I smile at his words, “I’ve done that; I know a lot of useless information thanks to that.”

“Exactly. It’s actually quite nice that some of it has proven to be useful,” Rage replies. He crosses his arms over his chest and adds with a frown, “Although we still don’t know why Luc hasn’t woken up yet.”

Jensen shrugs; he says jokingly, “Maybe he is just being lazy? And he has decided that now would be a really good time for a nap.”

The guy's chuckle, but no one actually replies as all their attention turns to Luc in the bed. He is still breathing steadily; there is no change to that, and the heart rate monitors are still steadily going, signifying that all is as it should be, or at least it is as far as I know. Outwardly, he appears to be fine, but it’s what is happening on the inside that is worrying me, I know that Rage said that it is unlikely, but what if he is stuck inside a nightmare? Or worse, memories of things that happened in that house?

His dad is a monster. That is clear from what he did to Luc and also what he put Luc’s sister through; I suddenly feel incredibly guilty, like I should have stopped him from going. I should have known that it would have a negative effect on him.

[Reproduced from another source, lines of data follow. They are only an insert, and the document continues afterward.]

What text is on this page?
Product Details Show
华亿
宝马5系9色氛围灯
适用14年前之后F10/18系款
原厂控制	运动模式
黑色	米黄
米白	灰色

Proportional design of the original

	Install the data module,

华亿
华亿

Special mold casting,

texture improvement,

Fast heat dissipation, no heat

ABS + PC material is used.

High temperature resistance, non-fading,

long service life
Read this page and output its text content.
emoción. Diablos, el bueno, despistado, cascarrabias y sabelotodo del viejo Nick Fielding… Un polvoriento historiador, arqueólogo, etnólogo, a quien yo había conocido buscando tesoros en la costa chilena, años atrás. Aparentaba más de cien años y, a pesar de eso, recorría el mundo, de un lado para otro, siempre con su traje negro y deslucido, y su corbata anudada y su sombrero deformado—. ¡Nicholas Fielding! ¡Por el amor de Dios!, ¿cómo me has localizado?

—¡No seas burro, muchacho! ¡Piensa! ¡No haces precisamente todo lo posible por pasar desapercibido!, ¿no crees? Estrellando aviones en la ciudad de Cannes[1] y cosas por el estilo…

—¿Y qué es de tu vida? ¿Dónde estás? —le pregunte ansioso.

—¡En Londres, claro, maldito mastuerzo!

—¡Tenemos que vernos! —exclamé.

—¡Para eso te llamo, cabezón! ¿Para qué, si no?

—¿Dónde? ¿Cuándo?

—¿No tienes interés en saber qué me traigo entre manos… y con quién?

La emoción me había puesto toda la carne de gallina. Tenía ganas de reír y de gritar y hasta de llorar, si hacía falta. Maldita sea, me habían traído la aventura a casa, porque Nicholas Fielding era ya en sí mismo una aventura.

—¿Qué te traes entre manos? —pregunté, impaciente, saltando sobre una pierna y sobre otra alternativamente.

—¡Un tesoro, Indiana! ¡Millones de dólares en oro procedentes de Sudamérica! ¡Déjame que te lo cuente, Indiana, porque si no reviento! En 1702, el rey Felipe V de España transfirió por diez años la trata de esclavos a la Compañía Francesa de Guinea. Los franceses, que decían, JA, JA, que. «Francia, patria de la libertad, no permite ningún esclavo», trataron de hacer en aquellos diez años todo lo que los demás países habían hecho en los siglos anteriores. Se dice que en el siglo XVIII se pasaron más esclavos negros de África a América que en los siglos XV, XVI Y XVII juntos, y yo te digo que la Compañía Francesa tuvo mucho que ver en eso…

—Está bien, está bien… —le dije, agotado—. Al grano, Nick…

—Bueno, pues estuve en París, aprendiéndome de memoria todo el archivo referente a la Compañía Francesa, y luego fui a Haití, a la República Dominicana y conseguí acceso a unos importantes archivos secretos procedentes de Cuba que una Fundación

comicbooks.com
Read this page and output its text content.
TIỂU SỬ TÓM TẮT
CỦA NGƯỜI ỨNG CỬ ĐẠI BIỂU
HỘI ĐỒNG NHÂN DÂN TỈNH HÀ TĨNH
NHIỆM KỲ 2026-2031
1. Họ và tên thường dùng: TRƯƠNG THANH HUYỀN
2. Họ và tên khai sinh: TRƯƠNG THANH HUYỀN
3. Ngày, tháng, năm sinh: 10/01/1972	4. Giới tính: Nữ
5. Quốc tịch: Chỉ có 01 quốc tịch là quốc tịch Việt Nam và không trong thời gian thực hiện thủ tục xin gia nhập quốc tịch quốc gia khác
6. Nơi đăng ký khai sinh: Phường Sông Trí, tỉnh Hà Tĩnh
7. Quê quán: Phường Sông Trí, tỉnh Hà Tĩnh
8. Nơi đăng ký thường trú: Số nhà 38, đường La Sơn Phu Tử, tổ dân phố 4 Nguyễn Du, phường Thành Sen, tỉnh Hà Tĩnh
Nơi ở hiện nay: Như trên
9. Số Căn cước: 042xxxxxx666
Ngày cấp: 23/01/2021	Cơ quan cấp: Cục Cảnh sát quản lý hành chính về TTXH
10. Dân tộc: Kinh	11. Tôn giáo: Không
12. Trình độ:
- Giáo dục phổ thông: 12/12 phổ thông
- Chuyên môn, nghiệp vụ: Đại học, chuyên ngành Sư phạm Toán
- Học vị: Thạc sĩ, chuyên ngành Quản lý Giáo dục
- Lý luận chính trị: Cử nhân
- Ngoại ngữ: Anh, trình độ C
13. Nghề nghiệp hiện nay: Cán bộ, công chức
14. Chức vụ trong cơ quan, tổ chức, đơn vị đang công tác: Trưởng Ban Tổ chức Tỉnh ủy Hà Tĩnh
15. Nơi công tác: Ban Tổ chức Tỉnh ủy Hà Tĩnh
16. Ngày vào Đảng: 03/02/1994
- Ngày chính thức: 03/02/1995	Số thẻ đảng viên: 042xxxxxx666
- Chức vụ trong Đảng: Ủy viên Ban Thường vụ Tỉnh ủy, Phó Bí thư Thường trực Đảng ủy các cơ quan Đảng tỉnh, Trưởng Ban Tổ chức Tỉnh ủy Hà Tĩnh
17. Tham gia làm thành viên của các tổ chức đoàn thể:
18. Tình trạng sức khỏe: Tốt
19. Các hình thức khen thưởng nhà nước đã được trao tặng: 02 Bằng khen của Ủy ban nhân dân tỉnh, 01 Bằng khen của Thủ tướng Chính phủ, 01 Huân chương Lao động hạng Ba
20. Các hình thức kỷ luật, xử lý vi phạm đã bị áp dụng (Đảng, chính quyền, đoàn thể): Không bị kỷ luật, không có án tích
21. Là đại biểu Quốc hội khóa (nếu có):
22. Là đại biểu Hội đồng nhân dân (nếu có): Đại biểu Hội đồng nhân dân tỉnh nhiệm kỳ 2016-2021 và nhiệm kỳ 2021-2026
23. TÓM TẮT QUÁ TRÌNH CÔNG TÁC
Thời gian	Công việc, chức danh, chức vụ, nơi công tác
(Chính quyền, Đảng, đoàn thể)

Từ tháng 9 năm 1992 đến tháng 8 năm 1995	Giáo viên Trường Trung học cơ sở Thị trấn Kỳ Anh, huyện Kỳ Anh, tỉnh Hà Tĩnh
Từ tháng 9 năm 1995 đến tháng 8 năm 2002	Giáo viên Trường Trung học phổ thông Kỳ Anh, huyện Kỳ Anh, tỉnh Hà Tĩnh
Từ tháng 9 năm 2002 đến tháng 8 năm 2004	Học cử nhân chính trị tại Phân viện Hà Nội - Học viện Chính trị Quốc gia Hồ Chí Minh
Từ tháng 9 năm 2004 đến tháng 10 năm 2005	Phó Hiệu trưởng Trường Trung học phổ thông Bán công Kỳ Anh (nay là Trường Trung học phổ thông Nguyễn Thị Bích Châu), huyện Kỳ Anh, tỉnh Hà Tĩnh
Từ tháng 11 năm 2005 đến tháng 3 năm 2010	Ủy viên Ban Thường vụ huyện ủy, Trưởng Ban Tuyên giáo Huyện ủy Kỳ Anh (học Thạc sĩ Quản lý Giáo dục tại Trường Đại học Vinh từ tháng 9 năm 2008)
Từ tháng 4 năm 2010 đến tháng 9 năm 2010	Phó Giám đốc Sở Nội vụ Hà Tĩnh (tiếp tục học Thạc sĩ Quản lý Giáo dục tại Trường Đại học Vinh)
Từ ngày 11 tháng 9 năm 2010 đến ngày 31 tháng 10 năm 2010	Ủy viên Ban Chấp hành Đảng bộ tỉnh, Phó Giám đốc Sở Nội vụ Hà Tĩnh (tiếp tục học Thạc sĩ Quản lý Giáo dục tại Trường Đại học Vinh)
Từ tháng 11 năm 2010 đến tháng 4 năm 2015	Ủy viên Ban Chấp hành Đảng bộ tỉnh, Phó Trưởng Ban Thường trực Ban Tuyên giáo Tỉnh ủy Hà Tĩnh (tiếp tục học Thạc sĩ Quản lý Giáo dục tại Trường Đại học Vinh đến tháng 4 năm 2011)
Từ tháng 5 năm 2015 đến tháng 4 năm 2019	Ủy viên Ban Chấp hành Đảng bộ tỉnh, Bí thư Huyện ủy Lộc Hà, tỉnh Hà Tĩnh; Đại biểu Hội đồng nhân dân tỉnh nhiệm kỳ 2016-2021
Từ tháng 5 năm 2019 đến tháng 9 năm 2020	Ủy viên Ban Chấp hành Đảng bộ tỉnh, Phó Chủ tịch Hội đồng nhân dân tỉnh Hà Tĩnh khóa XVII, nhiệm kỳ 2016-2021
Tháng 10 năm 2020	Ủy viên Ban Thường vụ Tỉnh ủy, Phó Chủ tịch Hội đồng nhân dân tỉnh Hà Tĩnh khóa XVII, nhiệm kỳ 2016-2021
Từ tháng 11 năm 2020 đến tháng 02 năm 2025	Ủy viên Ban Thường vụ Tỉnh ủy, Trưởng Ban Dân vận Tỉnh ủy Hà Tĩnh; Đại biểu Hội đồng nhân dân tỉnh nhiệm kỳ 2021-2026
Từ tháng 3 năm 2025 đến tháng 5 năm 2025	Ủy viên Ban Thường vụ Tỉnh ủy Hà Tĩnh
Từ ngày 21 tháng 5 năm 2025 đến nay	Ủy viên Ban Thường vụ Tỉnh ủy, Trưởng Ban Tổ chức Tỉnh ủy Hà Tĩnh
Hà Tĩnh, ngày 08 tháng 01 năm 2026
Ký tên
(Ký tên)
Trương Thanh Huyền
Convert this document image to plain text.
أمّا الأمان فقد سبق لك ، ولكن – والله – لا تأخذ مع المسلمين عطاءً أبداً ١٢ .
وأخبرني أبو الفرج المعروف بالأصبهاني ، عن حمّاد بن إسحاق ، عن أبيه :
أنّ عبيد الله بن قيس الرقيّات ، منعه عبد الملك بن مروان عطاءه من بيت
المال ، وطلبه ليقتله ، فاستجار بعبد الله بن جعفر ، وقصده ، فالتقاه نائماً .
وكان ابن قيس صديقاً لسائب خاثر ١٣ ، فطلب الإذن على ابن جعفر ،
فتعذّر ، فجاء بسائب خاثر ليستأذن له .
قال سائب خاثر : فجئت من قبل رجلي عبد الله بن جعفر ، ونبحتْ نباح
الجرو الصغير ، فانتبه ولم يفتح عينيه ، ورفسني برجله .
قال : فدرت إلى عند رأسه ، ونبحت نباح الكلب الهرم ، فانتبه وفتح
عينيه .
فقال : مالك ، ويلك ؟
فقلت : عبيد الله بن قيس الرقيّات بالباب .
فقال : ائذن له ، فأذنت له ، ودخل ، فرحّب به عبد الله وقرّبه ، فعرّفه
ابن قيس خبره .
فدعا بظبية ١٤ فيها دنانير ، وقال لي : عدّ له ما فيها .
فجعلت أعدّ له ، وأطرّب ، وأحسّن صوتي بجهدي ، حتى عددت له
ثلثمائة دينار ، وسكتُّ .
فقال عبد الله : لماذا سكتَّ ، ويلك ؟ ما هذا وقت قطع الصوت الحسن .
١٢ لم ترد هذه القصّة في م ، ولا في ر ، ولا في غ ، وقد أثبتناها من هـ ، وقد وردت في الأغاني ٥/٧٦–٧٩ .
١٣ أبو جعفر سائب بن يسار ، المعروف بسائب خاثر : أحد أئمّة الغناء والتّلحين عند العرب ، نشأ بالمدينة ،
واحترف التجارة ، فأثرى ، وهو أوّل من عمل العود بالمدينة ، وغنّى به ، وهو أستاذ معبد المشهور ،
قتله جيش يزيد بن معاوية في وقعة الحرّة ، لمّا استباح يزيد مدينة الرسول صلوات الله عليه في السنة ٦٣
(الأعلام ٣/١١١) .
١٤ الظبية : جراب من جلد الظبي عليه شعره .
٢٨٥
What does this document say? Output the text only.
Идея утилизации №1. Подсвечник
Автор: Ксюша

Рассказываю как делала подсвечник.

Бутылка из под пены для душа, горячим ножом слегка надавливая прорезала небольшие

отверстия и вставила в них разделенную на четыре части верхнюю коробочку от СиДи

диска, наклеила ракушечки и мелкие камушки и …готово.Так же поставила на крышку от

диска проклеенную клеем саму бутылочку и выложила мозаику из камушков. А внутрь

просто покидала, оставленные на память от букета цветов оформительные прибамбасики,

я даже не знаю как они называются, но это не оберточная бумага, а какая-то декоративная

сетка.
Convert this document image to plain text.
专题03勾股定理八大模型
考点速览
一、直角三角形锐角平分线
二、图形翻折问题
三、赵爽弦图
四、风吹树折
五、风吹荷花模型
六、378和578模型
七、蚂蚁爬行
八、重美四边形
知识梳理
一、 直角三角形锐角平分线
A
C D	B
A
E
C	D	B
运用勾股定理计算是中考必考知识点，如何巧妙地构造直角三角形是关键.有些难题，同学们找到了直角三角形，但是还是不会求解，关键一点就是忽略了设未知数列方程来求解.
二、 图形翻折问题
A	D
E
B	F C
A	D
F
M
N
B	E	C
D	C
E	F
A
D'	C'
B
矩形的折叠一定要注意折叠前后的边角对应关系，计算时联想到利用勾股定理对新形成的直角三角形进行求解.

Of course, if I told him not to go, then that would make me super controlling because let’s face it if he wanted to come, then there’s fuck all that I could have done to stop him, and it would have undermined his bravery to tell him not to.

Not that I have that kind of control over him anyway, and I would not want to.

I feel like I am digging myself a hole that I had no intention of digging and I’m not quite sure how I got here. My panic is starting to bubble over. I am also assuming that the reason that he has not woken up is because he is experiencing some sort of trauma-induced reaction to being in the house but what if it is simpler than that? What if he is experiencing some sort of allergic reaction?

Would the doctors be able to pick that up without him being awake to tell them? I mean, surely, they would be able to tell that, right? But what if they can’t? What if he is in pain or something and can’t let us know?

I am aware that I am now completely in spiral mode, but there is no stopping it at all. I know, it is happening, and there’s fuck all I can do about it.

He could be dying right now, and we may not even realize it. His father was a piece of work; maybe he put a poison on it that he knows Luc is allergic to because he knew that Luc knows about his safe, so he is likely to be one of the only people that would get into the safe. Especially since Luc knows the code, and it would take a long time to break into it otherwise. That would, in theory, give him a chance to get to them and intervene before they could open it and escape. We could be assuming that it is far more complicated than it is, and it could simply be an abusive father trying to catch his son stealing information from him.